Today

May 23, 2007 03:15

Today was a good day I must say.  Yeah my fishing pole fell apart in the lake, but thats what happens when you're trying to cast you line all the way to the dam valve.  I almost got there too if the damn pole wouldn't have fell apart.  I was only a foot away.  It was the funniest thing that has happened for awhile.  Work is dragging me down.  There is so much going on and so much change.  It's not that I can't handle change I just don't like to.  I can honestly say that for awhile there I was starting to get a little depressed.  I even started yelling at Nathanael again and I don't like doing that.  I noticed it one day and I got sad.  My mom doesn't have cancer thankfully.  She got her fourth biopsy back and it was negative yet again.  Her CT scan came back clean.  They are going to do an ultrasound and another endoscopy and find out how deep the mass is and if it's only skin deep they will just cut it off and be done with it.  It's scary when you think you could lose your mom.  My sister and I cried for a long time on the phone together.  I know I didn't talk about with you all, but some things are private.

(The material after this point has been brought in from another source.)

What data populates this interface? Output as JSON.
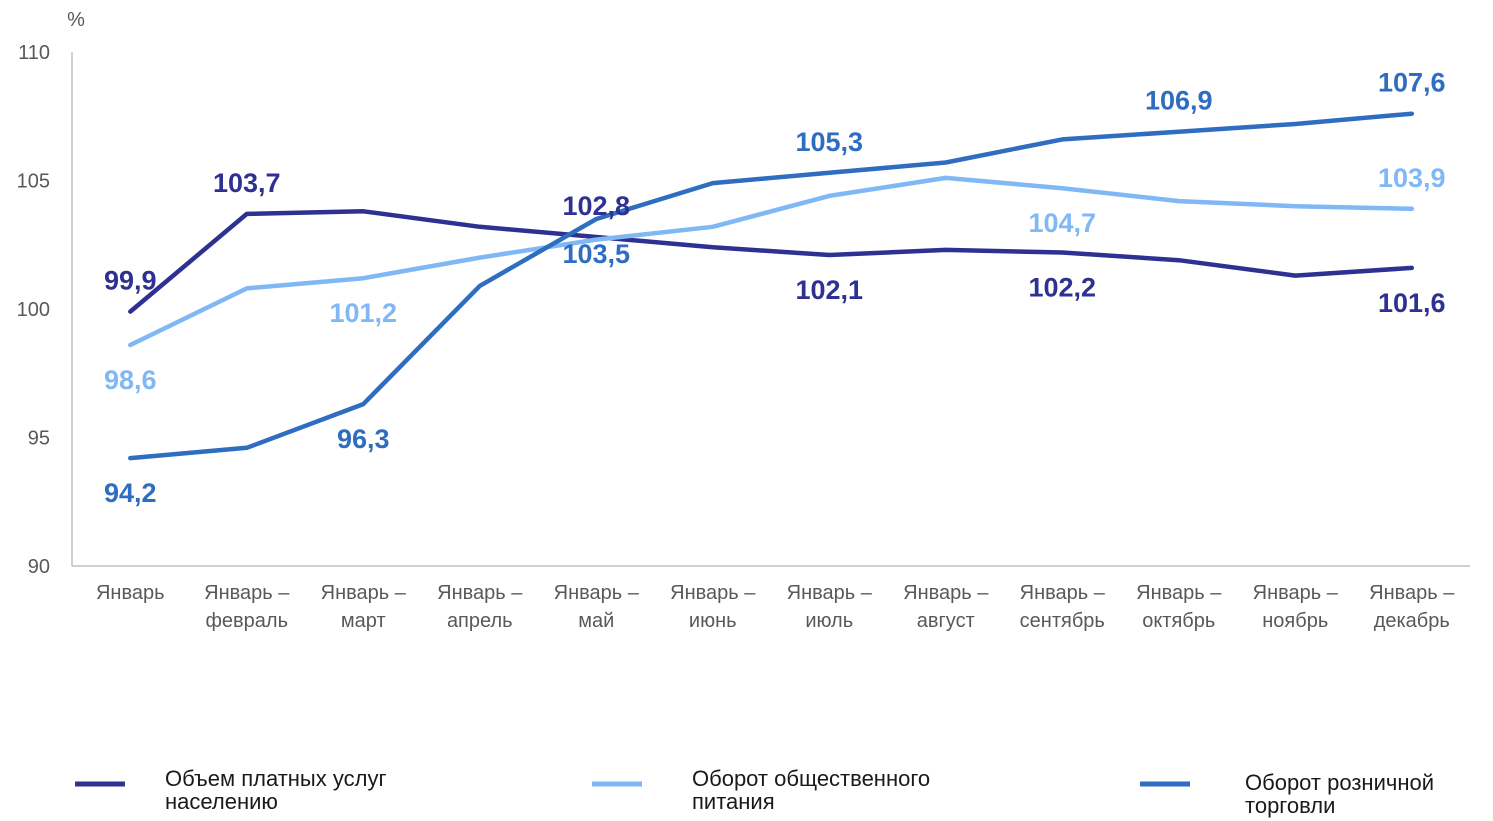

Anyways, Shrek the third is rather cute.  I love the high school and my new word is now eweth.  It made me realize that I want a shrek not a prince charming which brings me to an important point that I have come to realize.  I'm stepping outside my box, my box meaning the type of guy i like.  My type will most always be the one I'm used to, but I think I will go outside the box for awhile and see what that might bring me.  My type hasn't worked for me that well yet, so hopefully going outside it will.

I do believe that my mood I've been in lately is directly correlated with my age.  Meaning my birthday.  I think I am having a delayed reaction to turning 25.  It's not a fun age, but it should be and when you're that girl that never wanted to grow up, growing up is kind of hard.